Another nice thing that happened here at LaPine State Park was music. I heard someone playing a mandolin and guitar next to us. I brought my fiddle over and we played some tunes together. He picked up the cords to my fiddle tunes very quickly and I, well, I just tried to play notes that didn’t sound bad while backing him up on his folk tunes. We had fun and played into the night around a small fire. Believe it or not we even attracted a small audience!
Someone told us that we should check out Lava Butte so off we went! Usually the place is so busy that you have to take a shuttle up to the top. Somehow we lucked out and we were given a pass to drive up the butte by ourselves.
Lava Butte is considered a Cinder Cone. It looked like the typical volcano to me so I looked up what the difference is. This is a quote from a google search.
“Cinder cones are the simplest type of volcano. They are built from particles and blobs of congealed lava ejected from a single vent. As the gas-charged lava is blown violently into the air, it breaks into small fragments that solidify and fall as cinders around the vent to form a circular or oval cone.”
And I thought a volcano was a volcano. Here is a short slideshow of pictures that Susan took from the top of Lava Butte
There was a very knowledgeable volunteer ranger giving a talk and tour down at the visitors center so we joined in. This feller was recovering from a recent bicycle accident. Everyone of us had trouble keeping up with him on the path up the side of the butte. A remarkable man who loved his job.
While Susan and I were sitting outside Shiny one evening, enjoying life, some campers came in with an extremely loud diesel truck and a long trailer. I swear it took him well over an hour of backing up and pulling forward to wedge his big 5th wheel into the small tree filled site that he had. I went over and looked at it the next day and it’s a wonder he got that in there. He had several slide outs that were all lined up in-between trees. I’m not sure how he ever got that out of there.

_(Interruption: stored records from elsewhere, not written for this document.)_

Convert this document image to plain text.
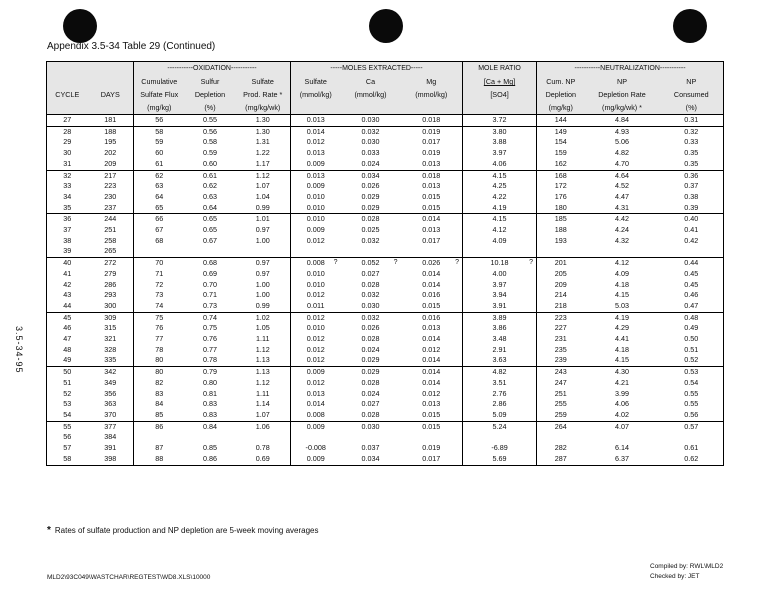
Appendix 3.5-34 Table 29 (Continued)
3.5-34-95
		-----------OXIDATION-----------			-----MOLES EXTRACTED-----			MOLE RATIO	-----------NEUTRALIZATION-----------		
		Cumulative	Sulfur	Sulfate	Sulfate	Ca	Mg	[Ca + Mg]	Cum. NP	NP	NP
CYCLE	DAYS	Sulfate Flux	Depletion	Prod. Rate *	(mmol/kg)	(mmol/kg)	(mmol/kg)	[SO4]	Depletion	Depletion Rate	Consumed
		(mg/kg)	(%)	(mg/kg/wk)					(mg/kg)	(mg/kg/wk) *	(%)
27	181	56	0.55	1.30	0.013	0.030	0.018	3.72	144	4.84	0.31
28	188	58	0.56	1.30	0.014	0.032	0.019	3.80	149	4.93	0.32
29	195	59	0.58	1.31	0.012	0.030	0.017	3.88	154	5.06	0.33
30	202	60	0.59	1.22	0.013	0.033	0.019	3.97	159	4.82	0.35
31	209	61	0.60	1.17	0.009	0.024	0.013	4.06	162	4.70	0.35
32	217	62	0.61	1.12	0.013	0.034	0.018	4.15	168	4.64	0.36
33	223	63	0.62	1.07	0.009	0.026	0.013	4.25	172	4.52	0.37
34	230	64	0.63	1.04	0.010	0.029	0.015	4.22	176	4.47	0.38
35	237	65	0.64	0.99	0.010	0.029	0.015	4.19	180	4.31	0.39
36	244	66	0.65	1.01	0.010	0.028	0.014	4.15	185	4.42	0.40
37	251	67	0.65	0.97	0.009	0.025	0.013	4.12	188	4.24	0.41
38	258	68	0.67	1.00	0.012	0.032	0.017	4.09	193	4.32	0.42
39	265										
40	272	70	0.68	0.97	0.008 ?	0.052 ?	0.026 ?	10.18 ?	201	4.12	0.44
41	279	71	0.69	0.97	0.010	0.027	0.014	4.00	205	4.09	0.45
42	286	72	0.70	1.00	0.010	0.028	0.014	3.97	209	4.18	0.45
43	293	73	0.71	1.00	0.012	0.032	0.016	3.94	214	4.15	0.46
44	300	74	0.73	0.99	0.011	0.030	0.015	3.91	218	5.03	0.47
45	309	75	0.74	1.02	0.012	0.032	0.016	3.89	223	4.19	0.48
46	315	76	0.75	1.05	0.010	0.026	0.013	3.86	227	4.29	0.49
47	321	77	0.76	1.11	0.012	0.028	0.014	3.48	231	4.41	0.50
48	328	78	0.77	1.12	0.012	0.024	0.012	2.91	235	4.18	0.51
49	335	80	0.78	1.13	0.012	0.029	0.014	3.63	239	4.15	0.52
50	342	80	0.79	1.13	0.009	0.029	0.014	4.82	243	4.30	0.53
51	349	82	0.80	1.12	0.012	0.028	0.014	3.51	247	4.21	0.54
52	356	83	0.81	1.11	0.013	0.024	0.012	2.76	251	3.99	0.55
53	363	84	0.83	1.14	0.014	0.027	0.013	2.86	255	4.06	0.55
54	370	85	0.83	1.07	0.008	0.028	0.015	5.09	259	4.02	0.56
55	377	86	0.84	1.06	0.009	0.030	0.015	5.24	264	4.07	0.57
56	384										
57	391	87	0.85	0.78	-0.008	0.037	0.019	-6.89	282	6.14	0.61
58	398	88	0.86	0.69	0.009	0.034	0.017	5.69	287	6.37	0.62
* Rates of sulfate production and NP depletion are 5-week moving averages
MLD2\93C049\WASTCHAR\REGTEST\WD8.XLS\10000
Compiled by: RWL\MLD2
Checked by: JET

Which brings to mind something I should mention. The closest Sue and I have come to getting a divorce is backing up into a campsite. After nearly 5 years of full time RV travel, Susan will now call me with her phone (her voice comes in over the truck speaker) and guide Shiny in. That is the best way but there is not always cell service. These situations really amplify some of our short comings as communicators. Can the listener hear you or see you? If you can’t hear the other person do you continue as if you can? Do you verify the plan or do you think that because you are thinking it, the other person must just know it? Do you take it personally and emotionally when communication breaks down? I think it’s safe to say that Sue and I can answer ‘yes’ to most of those questions. Pretty humbling affair overall, I’d say.
Our next destination is a place I’ve wanted to see for a long time, Crater Lake National Park. Crater Lake is considered a dormant volcano but it is being monitored. It’s among a string of volcanoes here in the PNW.
It snowed the day before so most of the park was closed including the Rim Road which goes around the rim of the volcano. We could drive up to the Rim Village though. It was crowded even with our early start but we managed to find a parking spot and were able to approach the rim of the crater. The snow was still pretty deep and you could not stray too far but it was a beautiful sight to behold.
Crater Lake is nearly 2000 feet deep. I can only image what type of creatures lurk in those depths!
Thanks to our friend and fellow Airstreamer Bennet Green’s recommendation, we settled into a nice little campground about 35 miles from the park called Crater Lake RV Park in Prospect, Oregon. There were a number of trails we could access from the campground and a few hikes just a short drive away. Please enjoy this slide show of the Prospect, Oregon area that Susan captured with her trusty Nikon.
The Living Stump is another one of Mother Nature’s little wonders that I was unaware of.
I can’t think of anything else to write about except perhaps to inform our “millions” of followers that our next stop was pretty spectacular. The redwoods in northern California.